The poem moves in short, halting lines that mirror uncertainty. The repeated calls—“Mum?”, “Dad?”—are spaced just far enough apart to feel unanswered rather than repetitive. Each call widens the circle of abandonment.

The swing motion itself becomes structural: back and forth, up and down, suspended. There’s no forward movement, only oscillation. That’s psychologically exact.

The ending

“God’s not here.”

This line works because it isn’t argued or dramatized. It’s stated with the same plainness as “Mum’s not here.” God is simply added to the list of absences. That equivalence is what makes it unsettling.

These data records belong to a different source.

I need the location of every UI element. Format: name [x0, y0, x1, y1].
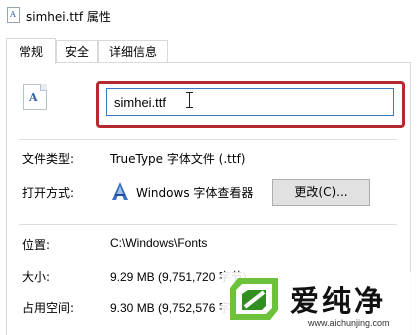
file-type-value: TrueType 字体文件 (.ttf): [110, 152, 246, 166]
watermark-brand: 爱纯净: [290, 284, 387, 318]
divider: [19, 139, 397, 140]
font-viewer-icon: [112, 182, 128, 200]
open-with-label: 打开方式:: [22, 186, 75, 200]
font-file-icon: [7, 7, 20, 23]
location-value: C:\Windows\Fonts: [110, 236, 208, 250]
watermark-url: www.aichunjing.com: [308, 318, 390, 328]
location-label: 位置:: [22, 238, 51, 252]
tab-security[interactable]: 安全: [56, 40, 98, 63]
title-bar: simhei.ttf 属性: [0, 0, 417, 32]
tab-general[interactable]: 常规: [6, 38, 56, 64]
tab-details[interactable]: 详细信息: [98, 40, 168, 63]
size-label: 大小:: [22, 270, 51, 284]
open-with-value: Windows 字体查看器: [136, 186, 254, 200]
change-button[interactable]: 更改(C)...: [272, 179, 370, 206]
text-cursor-icon: [186, 92, 194, 108]
watermark: 爱纯净 www.aichunjing.com: [222, 272, 417, 335]
file-type-label: 文件类型:: [22, 152, 75, 166]
window-title: simhei.ttf 属性: [26, 10, 111, 24]
highlight-annotation: [96, 81, 405, 128]
aichunjing-logo: [230, 278, 278, 320]
disk-size-label: 占用空间:: [22, 301, 75, 315]
divider: [19, 224, 397, 225]
font-file-icon: A: [19, 84, 51, 110]
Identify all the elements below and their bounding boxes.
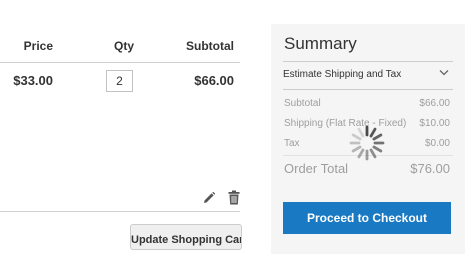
qty-input[interactable] — [106, 70, 133, 92]
column-header-price: Price — [23, 39, 53, 53]
edit-item-button[interactable] — [202, 191, 216, 205]
column-header-subtotal: Subtotal — [186, 39, 234, 53]
update-shopping-cart-button[interactable]: Update Shopping Cart — [130, 224, 242, 250]
pencil-icon — [204, 191, 216, 203]
tax-label: Tax — [284, 138, 300, 149]
estimate-shipping-label: Estimate Shipping and Tax — [283, 69, 402, 80]
subtotal-label: Subtotal — [284, 98, 321, 109]
column-header-qty: Qty — [113, 39, 134, 53]
spinner-icon — [349, 125, 385, 161]
estimate-shipping-toggle[interactable]: Estimate Shipping and Tax — [283, 62, 453, 89]
order-summary: Summary Estimate Shipping and Tax Subtot… — [271, 24, 465, 254]
delete-item-button[interactable] — [228, 190, 240, 205]
order-total-label: Order Total — [284, 161, 349, 176]
subtotal-value: $66.00 — [419, 98, 450, 109]
item-subtotal: $66.00 — [194, 73, 234, 88]
trash-icon — [228, 190, 240, 205]
header-divider — [0, 62, 240, 63]
shipping-value: $10.00 — [419, 118, 450, 129]
row-divider — [0, 211, 240, 212]
item-price: $33.00 — [13, 73, 53, 88]
cart-table: Price Qty Subtotal $33.00 $66.00 — [0, 0, 240, 212]
chevron-down-icon — [439, 70, 449, 76]
summary-divider — [283, 89, 453, 90]
tax-value: $0.00 — [424, 138, 450, 149]
proceed-to-checkout-button[interactable]: Proceed to Checkout — [283, 202, 451, 234]
order-total-value: $76.00 — [410, 161, 450, 176]
summary-title: Summary — [284, 34, 357, 53]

Importantly, the poem doesn’t end in despair—it ends in clarity. The child understands something fundamental, even if it’s unbearable.

Final thought

This poem feels less like something written and more like something remembered—or feared into existence. Its restraint, emotional honesty, and refusal to console are strengths. It’s a small poem that opens into something very large: abandonment, independence, the moment innocence realizes it is alone.

It stays with you.

tailor STATELY
01-05-2026, 04:45 PM
Hi JB !... Enjoyed your poem :) ... Great analysis Tony. As a Californian I see another possible interpretation: A homeless/demented/confused/senior individual seeking solace on a swing.

A few side thoughts:
• https://www.youtube.com/watch?v=CurxfHDNIv0 And if I ever lose my mind... I won't have to hurt no more.
• https://www.math.ttu.edu/~pearce/jokes1/joke-147.html

Ta ! (short for tarradiddle),
tailor

Bar22do
01-06-2026, 05:07 AM
hey JB loved your poem - it is stark and kind of quietly devastating, throwing into cosmic loneliness... “Dad nots here / I dont know the way home” lacking punctuation adds to the feeling of disorientation and helplessness, as if the broken world of the speaker reflected in his emotional grammatical expression... I love your poem's sensory details 'rusty moan of the swings" or "moonshadows of oak trees" (especially this one!) that anchors me in reality while the poem soars to the (obviously disappointing) "sky" and inevitable, ontological LOSS... you refuse to explain or to resolve anything, keep it simple plain, which all is your poem's authenticity, Dignity... and success. Thank you.